In the past two decades the term “South Caucasus” has been used merely as a way of geographically grouping three countries that happen to neighbor each other. In political terms the concept of regional identity could hardly be applied to Armenia, Azerbaijan, and Georgia, all with strikingly different foreign policy agendas, strategic alignment patterns and regional cooperation, or lack thereof. So can we really talk of regional identity in the case of the South Caucasus, moreover, of its possible moderating effects?
Well, simply put, yes, if we choose to. What the countries of the region do share in common is history, social transitional culture and mentality, common borders and common neighbors. Let’s take a brief look at those.
The Armenians, Azerbaijanis, and Georgians, having lived for centuries side by side, share the common history of being consecutively under the rule of one or another empire, whether Ottoman, Russian, or Persian. Interestingly, according to a number of historians, the concept of modern nationalism was absent in the psyche of the then-rulers of Transcaucasia – the Armenian meliks, the Azeri khans, and Georgian kings, who for pragmatic reasons would have more of an allegiance to one another, while occasionally handing over their own kind.
The Sovietization of the region was a bittersweet period: on the one hand, all the current regional conflicts are direct byproducts of Stalin’s irrational, to say the least, redrawing of the borders within the region. But on the other hand, the Soviet era and the concept of one nation brought the people of the South Caucasus ever closer. Despite the fact that during 70 years of Soviet rule the Armenians continued to dispute the Nagorno-Karabakh’s vertical subordination to Baku, this period witnessed a high number of inter-ethnic marriages and an overall inter-ethnic social cohesion. This could also be explained by the fact that the practicing of religion was banned in the Soviet republics, and it was one less factor differing Armenians and Azerbaijanis.
After the collapse of the Soviet Union, the leadership of the countries constructed national identities of their respective peoples designating one another the role of the enemy. This, however, did not stop the countries from sharing the same economic, social, cultural, and political hardships of the transition from planned to market economy, and from an autocratic government to a democratic one.
Moreover, the countries of the South Caucasus all have borders with one or the other powerful neighbor, whether it is Russia, Turkey or Iran. This, undoubtedly, stresses the security perceptions of the small states of the region, and hypothetically could be a driving factor towards a deeper and stronger cooperation between the three if the existing conflicts could have been taken out of the equation.
A common history, common post-Soviet socio-cultural transitional mentality and lifestyles, common geopolitical positioning – all of these can be constitutive factors of common regional identity and moreover, can have moderating effects, if the leadership of the countries concerned choose to articulate those as such.

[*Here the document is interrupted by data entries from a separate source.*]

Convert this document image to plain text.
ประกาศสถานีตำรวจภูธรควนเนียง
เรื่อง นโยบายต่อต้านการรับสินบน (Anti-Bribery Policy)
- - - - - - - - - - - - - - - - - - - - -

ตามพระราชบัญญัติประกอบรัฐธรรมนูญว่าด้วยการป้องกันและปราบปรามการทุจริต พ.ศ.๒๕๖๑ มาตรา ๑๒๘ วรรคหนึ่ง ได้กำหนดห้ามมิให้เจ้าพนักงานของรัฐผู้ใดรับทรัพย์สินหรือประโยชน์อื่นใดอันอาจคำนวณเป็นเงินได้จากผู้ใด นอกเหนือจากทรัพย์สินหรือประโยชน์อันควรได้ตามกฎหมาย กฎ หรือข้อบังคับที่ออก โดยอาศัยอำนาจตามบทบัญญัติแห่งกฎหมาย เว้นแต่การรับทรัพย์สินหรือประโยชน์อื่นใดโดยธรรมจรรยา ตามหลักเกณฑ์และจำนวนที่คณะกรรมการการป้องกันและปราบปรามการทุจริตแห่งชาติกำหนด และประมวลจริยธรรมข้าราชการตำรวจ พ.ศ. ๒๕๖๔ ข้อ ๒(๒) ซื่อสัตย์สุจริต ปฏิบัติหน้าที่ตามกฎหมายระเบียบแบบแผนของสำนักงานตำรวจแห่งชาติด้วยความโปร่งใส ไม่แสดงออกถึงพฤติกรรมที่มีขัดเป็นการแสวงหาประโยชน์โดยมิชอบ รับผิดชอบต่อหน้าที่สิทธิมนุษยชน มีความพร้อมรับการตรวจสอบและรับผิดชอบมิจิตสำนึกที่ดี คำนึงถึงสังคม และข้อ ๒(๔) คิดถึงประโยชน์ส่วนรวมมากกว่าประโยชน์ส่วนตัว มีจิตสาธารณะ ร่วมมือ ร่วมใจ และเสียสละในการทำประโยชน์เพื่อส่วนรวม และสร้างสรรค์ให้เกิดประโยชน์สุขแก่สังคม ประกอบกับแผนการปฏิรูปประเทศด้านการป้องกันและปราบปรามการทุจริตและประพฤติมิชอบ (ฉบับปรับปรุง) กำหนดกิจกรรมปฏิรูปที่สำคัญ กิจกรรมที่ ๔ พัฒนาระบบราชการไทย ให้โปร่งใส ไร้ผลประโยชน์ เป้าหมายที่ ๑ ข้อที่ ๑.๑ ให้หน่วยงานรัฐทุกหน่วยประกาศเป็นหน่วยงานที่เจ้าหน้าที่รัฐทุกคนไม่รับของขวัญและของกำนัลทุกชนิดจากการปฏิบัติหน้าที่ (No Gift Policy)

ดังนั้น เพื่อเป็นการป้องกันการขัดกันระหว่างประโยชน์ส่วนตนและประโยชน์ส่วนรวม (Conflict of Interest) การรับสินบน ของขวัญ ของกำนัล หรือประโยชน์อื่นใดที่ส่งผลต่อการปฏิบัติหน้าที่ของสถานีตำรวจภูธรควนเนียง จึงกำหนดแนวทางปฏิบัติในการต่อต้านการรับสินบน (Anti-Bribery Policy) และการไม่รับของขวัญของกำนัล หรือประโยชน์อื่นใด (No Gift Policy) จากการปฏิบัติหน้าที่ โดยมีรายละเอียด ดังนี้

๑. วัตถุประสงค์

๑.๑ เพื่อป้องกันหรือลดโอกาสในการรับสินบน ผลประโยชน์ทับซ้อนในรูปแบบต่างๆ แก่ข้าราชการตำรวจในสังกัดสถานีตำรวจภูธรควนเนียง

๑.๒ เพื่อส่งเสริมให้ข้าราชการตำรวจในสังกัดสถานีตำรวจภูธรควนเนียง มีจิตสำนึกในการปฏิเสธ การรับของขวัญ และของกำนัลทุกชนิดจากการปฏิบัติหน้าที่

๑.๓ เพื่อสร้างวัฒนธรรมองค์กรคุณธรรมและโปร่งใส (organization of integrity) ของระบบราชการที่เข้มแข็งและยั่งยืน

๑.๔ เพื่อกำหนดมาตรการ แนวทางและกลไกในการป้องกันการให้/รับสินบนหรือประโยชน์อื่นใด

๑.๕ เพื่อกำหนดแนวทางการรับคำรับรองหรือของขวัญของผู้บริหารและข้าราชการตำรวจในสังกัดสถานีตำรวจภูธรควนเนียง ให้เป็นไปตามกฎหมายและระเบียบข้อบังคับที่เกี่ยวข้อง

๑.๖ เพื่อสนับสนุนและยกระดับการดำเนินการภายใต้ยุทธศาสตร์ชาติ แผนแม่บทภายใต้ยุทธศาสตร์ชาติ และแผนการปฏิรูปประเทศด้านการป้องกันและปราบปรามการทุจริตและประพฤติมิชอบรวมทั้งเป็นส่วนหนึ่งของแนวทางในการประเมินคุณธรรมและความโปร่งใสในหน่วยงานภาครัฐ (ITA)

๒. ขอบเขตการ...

The power and weight of a cohesive South Caucasus from economic, political and military perspectives could be unprecedented on the global scale, as it is one of the most significant geopolitical crossroads between Europe and Asia. The region’s social cohesion is more likely to be a top-down development, only if the ruling elites will see possible political dividends in such policies, in which case, this development would potentially be bottom-up as well. Where do we start?